Tıpkı Gezi eylemlerinde olduğu gibi...
Emniyet Genel Müdürlüğü yalanı ve provokasyonu görüntülerle çürütmesine rağmen bugün şu saatte aynı kara kampanyayı sürdürmeye devam ediyorlar.
Önce öğrencileri tenzih ederek şunu söyleyeyim.
Eylem adı altında teröristlere destek verenler aşağılıktır. Öğrencilerin haklı eylemini bir ayaklanmaya çalışanlar aşağılıktır. Ve aşağılık olanlar aşağıya zaten bakma gereği duymazlar. Çünkü bulundukları nokta düştükleri çukurun dibidir...
Boğaziçi öğrencisi ve akademisyenlerine de şunu söylemek isterim.
Sınır ihlali yapmadığınız sürece rektör atamasına tepki göstermeniz sizin en doğal, en tabii hakkınızdır.
Burada başrolde siz varsınız ve maalesef birileri sizi tezgâhladıkları oyunda figüran olarak kullanmak istiyor.
Lütfen bu hakkınızı birilerinin, hele hele siyasi parti temsilcilerinin ve illegal örgütlerin provoke etmesine izin vermeyin. Buna izin verirseniz hem öğrenci kimliğinize hem de üniversitenizin şanlı tarihine kara leke sürmüş olursunuz.

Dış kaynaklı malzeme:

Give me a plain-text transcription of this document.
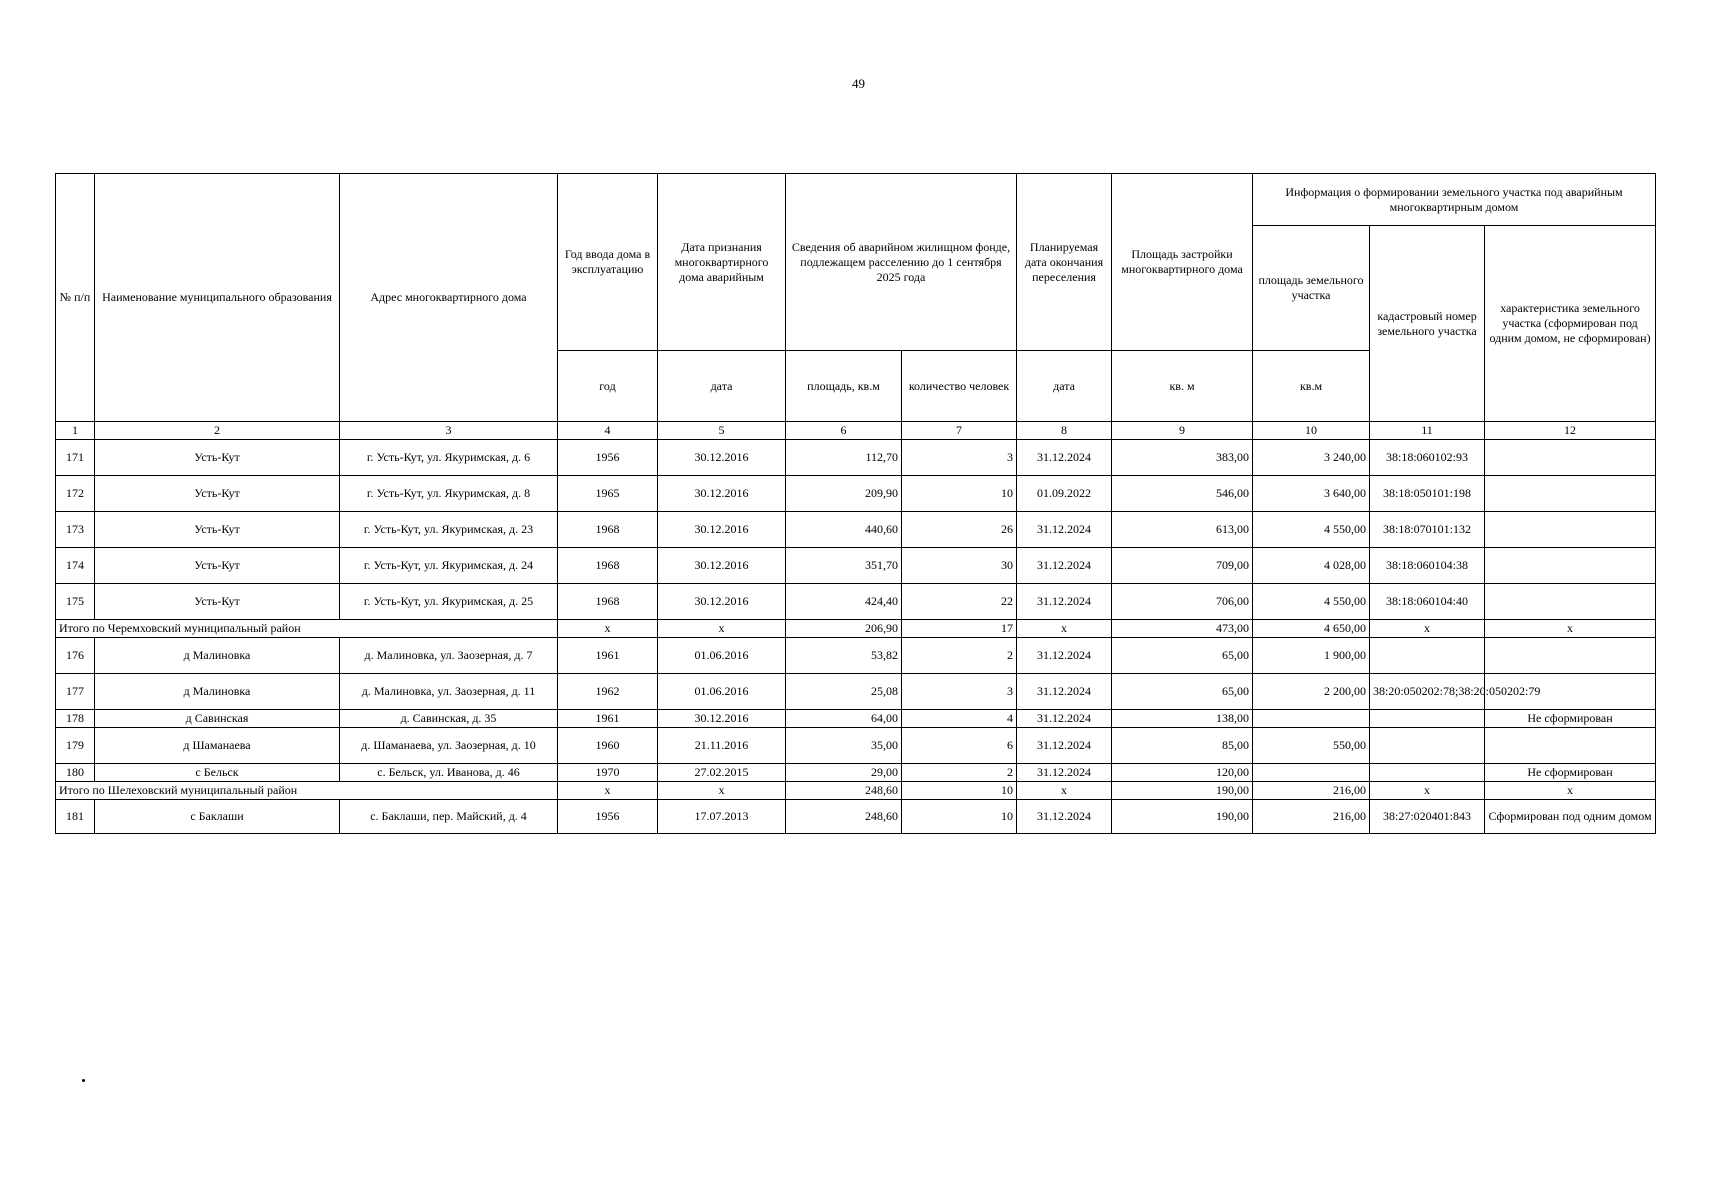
49
№ п/п	Наименование муниципального образования	Адрес многоквартирного дома	Год ввода дома в эксплуатацию	Дата признания многоквартирного дома аварийным	Сведения об аварийном жилищном фонде, подлежащем расселению до 1 сентября 2025 года		Планируемая дата окончания переселения	Площадь застройки многоквартирного дома	Информация о формировании земельного участка под аварийным многоквартирным домом		
									площадь земельного участка	кадастровый номер земельного участка	характеристика земельного участка (сформирован под одним домом, не сформирован)
			год	дата	площадь, кв.м	количество человек	дата	кв. м	кв.м		
1	2	3	4	5	6	7	8	9	10	11	12
171	Усть-Кут	г. Усть-Кут, ул. Якуримская, д. 6	1956	30.12.2016	112,70	3	31.12.2024	383,00	3 240,00	38:18:060102:93	
172	Усть-Кут	г. Усть-Кут, ул. Якуримская, д. 8	1965	30.12.2016	209,90	10	01.09.2022	546,00	3 640,00	38:18:050101:198	
173	Усть-Кут	г. Усть-Кут, ул. Якуримская, д. 23	1968	30.12.2016	440,60	26	31.12.2024	613,00	4 550,00	38:18:070101:132	
174	Усть-Кут	г. Усть-Кут, ул. Якуримская, д. 24	1968	30.12.2016	351,70	30	31.12.2024	709,00	4 028,00	38:18:060104:38	
175	Усть-Кут	г. Усть-Кут, ул. Якуримская, д. 25	1968	30.12.2016	424,40	22	31.12.2024	706,00	4 550,00	38:18:060104:40	
Итого по Черемховский муниципальный район			x	x	206,90	17	x	473,00	4 650,00	x	x
176	д Малиновка	д. Малиновка, ул. Заозерная, д. 7	1961	01.06.2016	53,82	2	31.12.2024	65,00	1 900,00		
177	д Малиновка	д. Малиновка, ул. Заозерная, д. 11	1962	01.06.2016	25,08	3	31.12.2024	65,00	2 200,00	38:20:050202:78;38:20:050202:79	
178	д Савинская	д. Савинская, д. 35	1961	30.12.2016	64,00	4	31.12.2024	138,00			Не сформирован
179	д Шаманаева	д. Шаманаева, ул. Заозерная, д. 10	1960	21.11.2016	35,00	6	31.12.2024	85,00	550,00		
180	с Бельск	с. Бельск, ул. Иванова, д. 46	1970	27.02.2015	29,00	2	31.12.2024	120,00			Не сформирован
Итого по Шелеховский муниципальный район			x	x	248,60	10	x	190,00	216,00	x	x
181	с Баклаши	с. Баклаши, пер. Майский, д. 4	1956	17.07.2013	248,60	10	31.12.2024	190,00	216,00	38:27:020401:843	Сформирован под одним домом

Siyasi parti temsilcileri demişken...
Yazıyı yazarken önüme bir haber düştü.
CHP'ye yakınlığı ile bilinen medya yayın organlarından TELE1'e bağlanan Doğru Parti Genel Başkanı Rifat Serdaroğlu, Boğaziçi eylemlerine dair fikri sorulunca Erdoğan'a inanılmaz tehditler savuruyor.
Diyor ki:
"Sen şah değilsin, padişah değilsin, sultan değilsin. Aklını başına al kardeşim. Yarın yapayalnız kalacaksın. Bunların tarihte onlarca yüzlerce örneği var. Hiçbir dikta heveslisi insan hiçbir tek adam yatağında ölmemiştir. İçimizde sizin için merhamet kırıntısı dahi taşıyacağımız hareketleri bari yapmayın da biz de yarın ileride acıma duygumuzu size karşı gösterebilelim..."
Dedim ya...
Amaç bu zaten.
Bir eylemi ayaklandırmaya dönüştürmek ve oradan Erdoğan'a uzanmak...
Hayalleri bu...
Ben de ağzından salyalar akıtarak konuşan bu ucubeye şunu söylemek istiyorum.

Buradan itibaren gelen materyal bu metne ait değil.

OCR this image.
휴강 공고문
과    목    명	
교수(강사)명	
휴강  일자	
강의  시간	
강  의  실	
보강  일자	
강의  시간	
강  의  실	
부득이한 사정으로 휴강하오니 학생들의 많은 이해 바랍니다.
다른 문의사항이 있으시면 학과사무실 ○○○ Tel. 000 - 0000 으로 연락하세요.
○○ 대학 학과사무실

Bizim de bir hayalimiz var. Böyle bir şeye girişirsiniz diye hayal kurup duruyoruz.
Daha önce de söylediğimi tekrar ederek kapatayım.
Bu millet Erdoğan’ı seçerek görevini tamamlamadı. Erdoğan’ı size karşı korumak da bu ülke insanının namus görevidir.
Deneyebilirseniz deneyin.
Ama unutmayın.
En ufak bir hareketinizde sizi cehennemin kapılarına kadar kovmayan namerttir.
Hadi deneyin de görelim!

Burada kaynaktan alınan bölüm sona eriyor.